A few weeks back, a team of US and Canadian psychologists published some alarming research about ignorance. Their results, they announced, suggested that the less we know about some complex social issue – the economy, the climate – the more we resist trying to find out about it. ("Ignorance IS bliss!" trumpeted the Daily Mail's headline, seemingly in celebration of the pleasures of being ill-informed.) Insert your own joke here, sneering Guardian reader. Specifically, the researchers found that people "outsource" responsibility for knowing about scary subjects to government; for instance, the more economically vulnerable they felt, the more likely they were to avoid consuming information that questioned the government's economic competence. In other words: the worse this economy gets, the more you're going to rationalise that look on George Osborne's face – you know, the one usually reserved, in bad dreams, for realising you're trouserless at the bus stop – as a sign he knows what he's doing.
Partly, this is simply more evidence for the head-in-the-sand phenomenon: the nastier some problem gets, the more distress you'd experience by confronting it, so the harder you struggle to avoid that.

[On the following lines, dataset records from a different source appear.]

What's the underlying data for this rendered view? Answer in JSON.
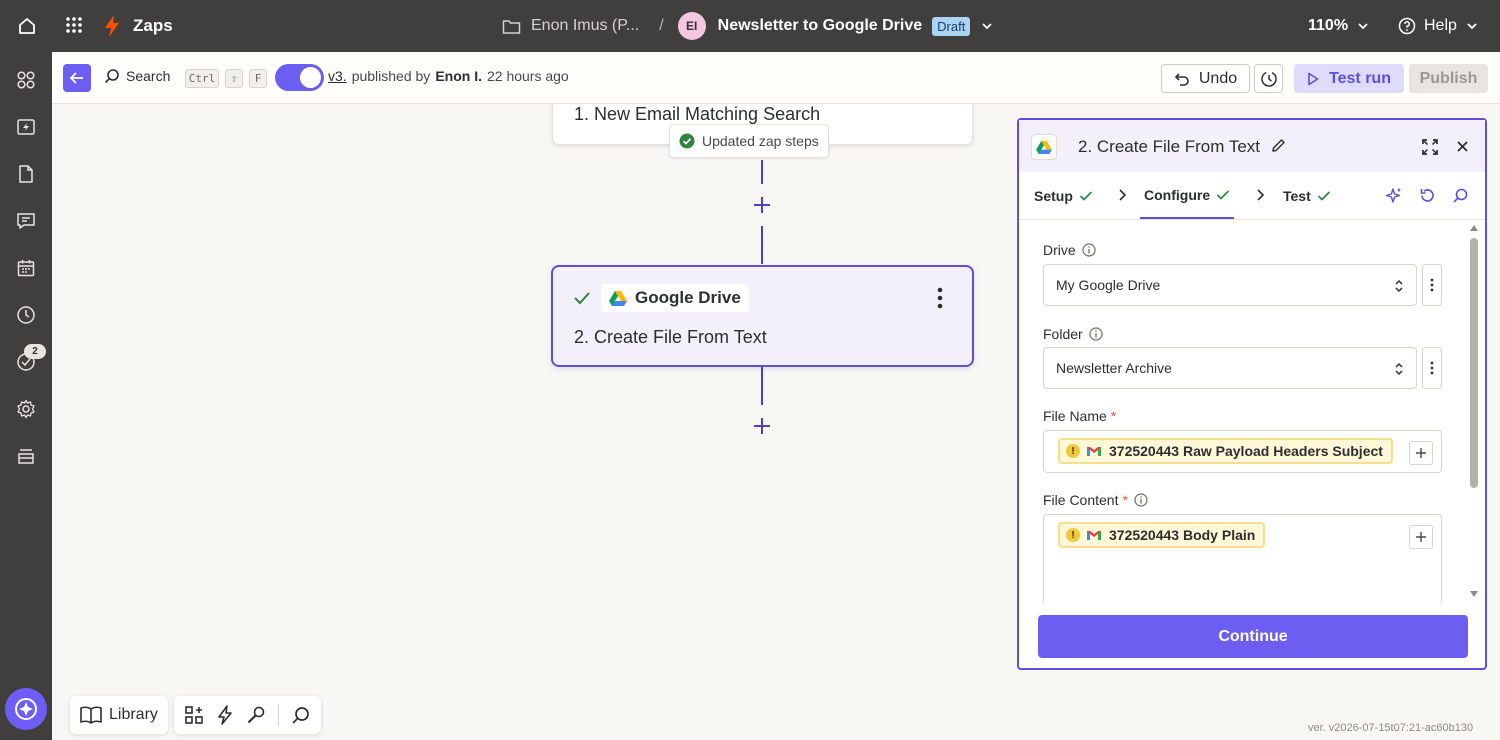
{
  "topbar": {
    "app_name": "Zaps",
    "folder_name": "Enon Imus (P...",
    "separator": "/",
    "avatar_initials": "EI",
    "zap_title": "Newsletter to Google Drive",
    "status_badge": "Draft",
    "zoom": "110%",
    "help": "Help"
  },
  "sidebar": {
    "items": [
      "apps-icon",
      "zap-history-icon",
      "documents-icon",
      "chatbot-icon",
      "calendar-icon",
      "history-icon",
      "tasks-icon",
      "settings-icon",
      "stack-icon"
    ],
    "tasks_badge": "2"
  },
  "toolbar": {
    "search_label": "Search",
    "shortcut_keys": [
      "Ctrl",
      "⇧",
      "F"
    ],
    "version": "v3.",
    "published_text_pre": "published by",
    "published_by": "Enon I.",
    "published_when": "22 hours ago",
    "undo_label": "Undo",
    "test_run_label": "Test run",
    "publish_label": "Publish"
  },
  "canvas": {
    "step1_title": "1. New Email Matching Search",
    "toast": "Updated zap steps",
    "step2_app": "Google Drive",
    "step2_title": "2. Create File From Text",
    "bottom_library": "Library",
    "version_text": "ver. v2026-07-15t07:21-ac60b130"
  },
  "panel": {
    "title": "2. Create File From Text",
    "tabs": [
      {
        "label": "Setup",
        "done": true
      },
      {
        "label": "Configure",
        "done": true,
        "active": true
      },
      {
        "label": "Test",
        "done": true
      }
    ],
    "fields": {
      "drive_label": "Drive",
      "drive_value": "My Google Drive",
      "folder_label": "Folder",
      "folder_value": "Newsletter Archive",
      "file_name_label": "File Name",
      "file_name_value": "372520443 Raw Payload Headers Subject",
      "file_content_label": "File Content",
      "file_content_value": "372520443 Body Plain",
      "required_mark": "*",
      "pill_warning": "!"
    },
    "continue_label": "Continue"
  },
  "colors": {
    "topbar_bg": "#403f3e",
    "accent": "#6b5ef0",
    "selected_border": "#5d4fd6",
    "draft_badge": "#a9d4f2",
    "zap_orange": "#ff4f00",
    "success_green": "#2e8540"
  }
}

But the more intriguing finding had to do with trust: the more complex a problem, the more people trusted government to handle it. And once you've trusted someone, you want to believe they're trustworthy. "Ultimately," one researcher said, "people avoid learning about the issue because that could shatter their faith in the government." Rationally, the more complex an issue, the less you ought to trust others to know what they're doing. But this isn't about rationality. It's about avoiding emotional pain.
Predictably, some right-leaning commentators leapt on the research as proof that government renders us dependent – not that rightwingers come out especially well in the ignorance stakes: a recent survey revealed that Fox News viewers knew less about current events than those who don't watch any news. But the deeper point isn't about politics. Instead, it's the insight on which Scott Peck, three decades ago, based his bestseller The Road Less Travelled: vast swathes of our behaviour is covertly motivated by trying to appoint someone else – a boss, a spouse, a therapist – to be responsible for our problems. (Before that, Erich Fromm had argued that the "fear of freedom" contributed to the rise of Nazism.) To reduce the pain of taking responsibility, we give away our power, argues Peck; this makes sense when we're children, but persisting at it in adulthood breeds resentment and thus, ironically, more of the pain we wanted to avoid. Eventually, he writes, one "must learn that the entirety of one's adult life is a series of personal choices, decisions. If [people] can accept this totally, then they become free people."
None of which is an argument for or against trusting government, or anybody else, but rather about your motivations for doing so: trying to get someone else to take responsibility for your decisions isn't the same as making a decision, for good reasons, to trust them. The problem with trying to escape from decision-making is that that's a decision, too. Or as the psychotherapist, Sheldon Kopp, puts it, in a line we should probably all have imprinted on the backs of our eyelids: "You are free to do whatever you like. You need only face the consequences."